Lack of interest - this is the biggest one for me. I find it incredibly hard to focus on things if I find them boring. This explains why I'm writing a blog entry instead of the report I'm supposed to be finishing. It's why I want to get out of engineering and into psychology, even though it may mean going back to the bottom of the career pile. It's why Top Gear is a top show, and why Big Brother is abysmal this year. Get thee behind me, Killeen! It's a mental discipline issue, and I seem to be more mental than disciplined these days. Something to work on.

Lack of practice - I can still do times tables off the top of my head, but my addition and subtraction skills are wandering off into the sunset on a palomino. I was best at these when I worked in retail during uni - I could work out the change required in less time than it took me to type the total in to the register. I was quite proud of that - a sneaking little pride that knew that no one else would appreciate or even understand it, but that I treasured anyway, like a secret superpower. I was more than met the eye.

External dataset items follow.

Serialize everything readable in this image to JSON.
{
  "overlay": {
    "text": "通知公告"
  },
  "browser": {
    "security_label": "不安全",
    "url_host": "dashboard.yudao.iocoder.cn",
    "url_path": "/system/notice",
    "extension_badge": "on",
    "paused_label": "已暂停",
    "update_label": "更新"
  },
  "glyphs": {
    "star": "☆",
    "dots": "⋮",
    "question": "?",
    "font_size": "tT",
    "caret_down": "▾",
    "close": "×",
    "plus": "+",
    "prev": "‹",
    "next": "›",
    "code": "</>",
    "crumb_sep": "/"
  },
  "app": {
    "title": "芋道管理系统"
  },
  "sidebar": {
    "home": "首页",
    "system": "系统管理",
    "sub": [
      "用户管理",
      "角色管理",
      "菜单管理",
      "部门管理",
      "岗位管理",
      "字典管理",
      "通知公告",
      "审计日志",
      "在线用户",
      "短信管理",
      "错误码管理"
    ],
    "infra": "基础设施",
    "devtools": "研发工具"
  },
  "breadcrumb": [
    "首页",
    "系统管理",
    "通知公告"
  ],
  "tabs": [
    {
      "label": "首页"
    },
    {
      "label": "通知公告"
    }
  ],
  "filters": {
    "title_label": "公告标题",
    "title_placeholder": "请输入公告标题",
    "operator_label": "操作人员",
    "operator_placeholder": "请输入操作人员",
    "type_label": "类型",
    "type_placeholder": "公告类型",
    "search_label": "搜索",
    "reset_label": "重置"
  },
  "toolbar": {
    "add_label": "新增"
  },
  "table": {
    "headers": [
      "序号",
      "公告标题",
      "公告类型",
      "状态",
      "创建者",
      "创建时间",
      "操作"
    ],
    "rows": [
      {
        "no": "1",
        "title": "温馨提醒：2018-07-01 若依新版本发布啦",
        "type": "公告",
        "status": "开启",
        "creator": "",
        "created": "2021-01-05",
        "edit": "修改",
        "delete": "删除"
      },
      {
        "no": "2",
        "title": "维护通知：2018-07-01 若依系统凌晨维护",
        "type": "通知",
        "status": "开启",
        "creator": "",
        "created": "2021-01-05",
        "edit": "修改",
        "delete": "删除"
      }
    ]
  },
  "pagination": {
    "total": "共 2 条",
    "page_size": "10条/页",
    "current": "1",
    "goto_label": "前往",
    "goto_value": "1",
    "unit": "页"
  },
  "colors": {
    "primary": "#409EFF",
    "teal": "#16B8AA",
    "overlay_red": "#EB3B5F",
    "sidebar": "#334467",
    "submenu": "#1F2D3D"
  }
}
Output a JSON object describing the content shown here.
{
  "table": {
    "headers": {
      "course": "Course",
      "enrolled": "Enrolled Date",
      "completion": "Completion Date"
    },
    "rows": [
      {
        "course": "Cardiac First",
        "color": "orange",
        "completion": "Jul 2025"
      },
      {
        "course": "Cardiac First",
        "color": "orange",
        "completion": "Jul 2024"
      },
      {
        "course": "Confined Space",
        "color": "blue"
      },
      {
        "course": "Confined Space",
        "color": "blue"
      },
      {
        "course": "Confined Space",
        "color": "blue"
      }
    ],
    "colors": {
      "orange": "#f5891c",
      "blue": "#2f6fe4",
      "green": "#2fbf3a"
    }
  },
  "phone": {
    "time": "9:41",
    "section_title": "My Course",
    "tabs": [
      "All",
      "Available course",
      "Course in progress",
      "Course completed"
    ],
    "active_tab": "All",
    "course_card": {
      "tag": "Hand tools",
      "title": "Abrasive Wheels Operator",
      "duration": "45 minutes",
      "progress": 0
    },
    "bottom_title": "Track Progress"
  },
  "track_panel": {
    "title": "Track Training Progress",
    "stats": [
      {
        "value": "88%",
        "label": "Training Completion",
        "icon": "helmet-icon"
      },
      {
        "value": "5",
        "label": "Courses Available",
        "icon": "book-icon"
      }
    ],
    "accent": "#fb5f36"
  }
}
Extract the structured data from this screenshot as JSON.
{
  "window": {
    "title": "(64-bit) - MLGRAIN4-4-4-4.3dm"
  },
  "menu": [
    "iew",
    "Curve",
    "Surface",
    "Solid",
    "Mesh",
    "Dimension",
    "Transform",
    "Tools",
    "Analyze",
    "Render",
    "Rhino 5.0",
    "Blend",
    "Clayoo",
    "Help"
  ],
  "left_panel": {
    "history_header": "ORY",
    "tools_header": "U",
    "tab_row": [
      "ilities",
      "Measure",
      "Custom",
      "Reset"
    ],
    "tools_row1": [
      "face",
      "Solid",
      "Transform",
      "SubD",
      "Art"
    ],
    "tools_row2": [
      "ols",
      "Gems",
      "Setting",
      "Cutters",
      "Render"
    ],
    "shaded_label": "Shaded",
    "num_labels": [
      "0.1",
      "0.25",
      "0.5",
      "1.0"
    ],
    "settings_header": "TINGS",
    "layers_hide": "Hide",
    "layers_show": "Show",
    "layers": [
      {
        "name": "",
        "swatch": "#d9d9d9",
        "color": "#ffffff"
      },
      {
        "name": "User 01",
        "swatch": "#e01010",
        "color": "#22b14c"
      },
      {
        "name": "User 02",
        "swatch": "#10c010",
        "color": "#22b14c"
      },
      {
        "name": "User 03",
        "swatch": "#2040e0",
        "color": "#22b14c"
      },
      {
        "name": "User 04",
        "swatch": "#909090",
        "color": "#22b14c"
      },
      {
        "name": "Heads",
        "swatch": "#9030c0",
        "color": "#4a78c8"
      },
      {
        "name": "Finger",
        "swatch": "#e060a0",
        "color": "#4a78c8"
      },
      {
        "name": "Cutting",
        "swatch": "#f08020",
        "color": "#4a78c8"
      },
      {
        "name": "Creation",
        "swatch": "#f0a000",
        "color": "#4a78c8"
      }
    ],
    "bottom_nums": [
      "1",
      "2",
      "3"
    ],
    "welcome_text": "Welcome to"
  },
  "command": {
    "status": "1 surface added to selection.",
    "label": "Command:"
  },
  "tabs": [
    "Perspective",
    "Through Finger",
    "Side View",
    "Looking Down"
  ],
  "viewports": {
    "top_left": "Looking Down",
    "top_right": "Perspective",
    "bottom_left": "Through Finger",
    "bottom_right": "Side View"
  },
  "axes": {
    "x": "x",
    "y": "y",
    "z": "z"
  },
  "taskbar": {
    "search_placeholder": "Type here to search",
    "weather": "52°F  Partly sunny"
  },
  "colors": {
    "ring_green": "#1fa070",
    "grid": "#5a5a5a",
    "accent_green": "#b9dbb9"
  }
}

Fear of change - deliberately avoiding new situations. This one really pisses me off. What else is life for? No change = no life. Simple. It's a balance - routines are necessary, but with too much routine you end up believing in the routine and not what it's trying to do. The means but not the end. That path leads ever down into stagnation.

Lack of confidence in their ability to learn - I've done a fair bit of tutoring for primary school and high school kids, and the number of them that don't learn things because they've convinced themselves that it's too hard is just incredible. It usually took about three sessions to break them out of the habit, and then their faces would light up like a mobile phone taken off keylock. They enjoyed learning. I've been heading down this path for a while, now, and one reason I've started to write is to show myself that I can learn new skills, and learn them well. It's a confidence thing.


Really, I don't think people stop being smart - I think they stop using their intelligence creatively (which could be designing a new pump, taking up painting or learning to use html - it's all the same, really). Losing creativity is something that SD has talked about (hyperlink! Woohoo!), and it's something that got far too little focus when I was learning. All I know is what works for me. If I can find something that works for me and other people, I think that's a good thing. And that's what I'm trying to do.


I've got a feeling this won't be one of the entries I'm proudest of - the content's there, but the execution is a bit lacking. But I'm here to learn, so it's all worthwhile. I'm aiming at two entries per week at this stage. It might be only one this week - this one took a fair bit of thinking - but every author interview I've read says that it's more important to get it out and revise than to not get it out at all. Baby steps!